Editorial del programa 385 de Razón de Estado


Quienes entendemos que la libertad y la democracia son valores que se protegen y se defienden cada segundo, supimos siempre que la criminal narcodictadura chavista               —encabezada por Maduro, Delcy Rodríguez Cabello y Padrino— solo caería con una intervención militar. Cayó Maduro. Faltan los demás.

En el mundo imperfecto en que vivimos, para la tragedia venezolana, invocar el diálogo, la negociación, la diplomacia o el respeto a normas internacionales —que solo respetan las democracias de pleno derecho— era y sigue siendo un acto supremo de ingenuidad o de complicidad. La realidad es siempre más compleja que nuestros deseos, y no hay acto político, y menos militar, que logre perfección absoluta sin conocer el barro del mundo.

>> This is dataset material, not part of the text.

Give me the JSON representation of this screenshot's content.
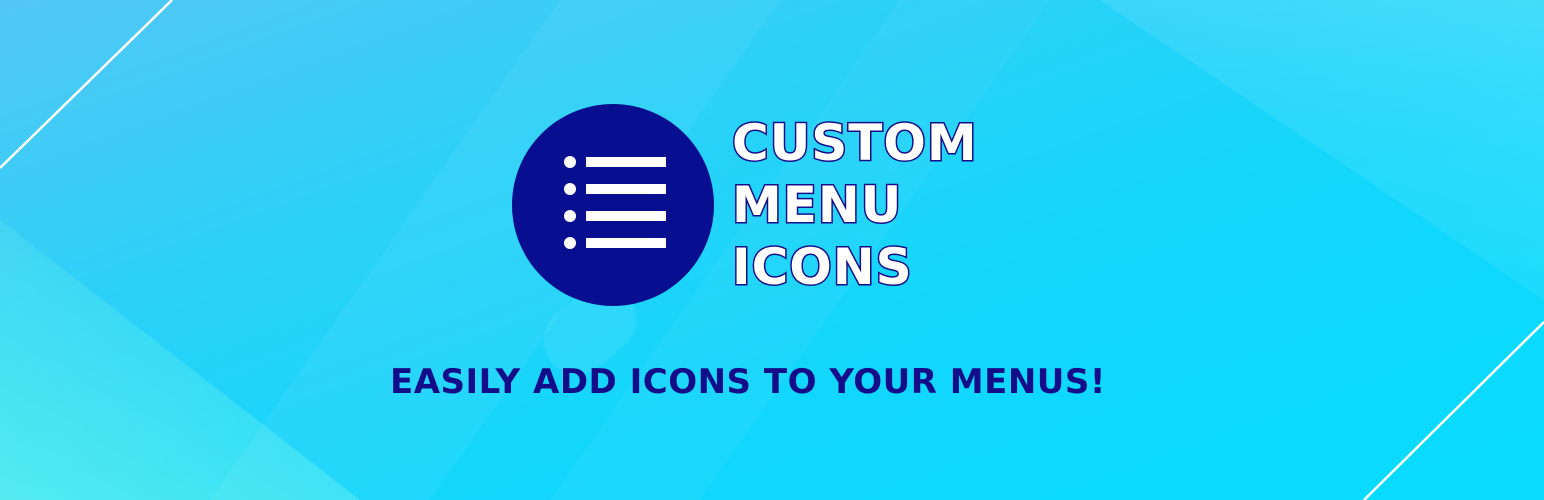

La operación militar ejecutada por las Fuerzas Armadas de Estados Unidos fue ejemplar por su finalidad moral y por la justicia que la amparaba. Además, se realizó con la eficacia que exigen los tiempos.

Ahora bien, quienes crean que con la captura del tirano queda resuelta la crisis, se equivocan. No: la tiranía no era un hombre, es un sistema criminal. Y toda mafia, cuando pierde su cabeza, busca conservar su cuerpo mediante sus cómplices, sus beneficiarios y sus intérpretes. Por eso, con la misma fuerza con que celebramos la captura del tirano narco terrorista, debemos advertir que es un grave error confiar en un régimen que está en manos de aquellos que son sus mandamases y su sombra. Son criminales. No tienen legitimidad, pues nadie que haya sido cómplice de aquella barbarie puede convertirse en heredero de la libertad.

Delcy, Cabello y Padrino, los tres que quedan de la banda criminal, no tienen el apoyo de las Fuerzas Armadas. El pueblo los repudia y solo representan décadas de crímenes, opresión y corrupción; lealtades torcidas y obediencias compradas. ¿A qué equivale entonces entregarles la transición? ¿Sería lo mismo que dejar la llave del injusto calabozo al carcelero?

La democracia es imperfecta. Gobernar un país destruido, sin instituciones, sin leyes, con la democracia asfixiada, es tarea ardua; pero aún así, la alternativa es más democracia y más ciudadanos libres. Los venezolanos deben asumir el control de su destino y exigir la inmediata liberación de los presos políticos, exigir elecciones libres con observancia internacional y convocar a la comunidad internacional para iniciar la reconstrucción de Venezuela.

La única salida honorable es confiar en los ciudadanos que quieren rescatar su libertad, su democracia y su país. Ellos deben ser el fundamento de la transición.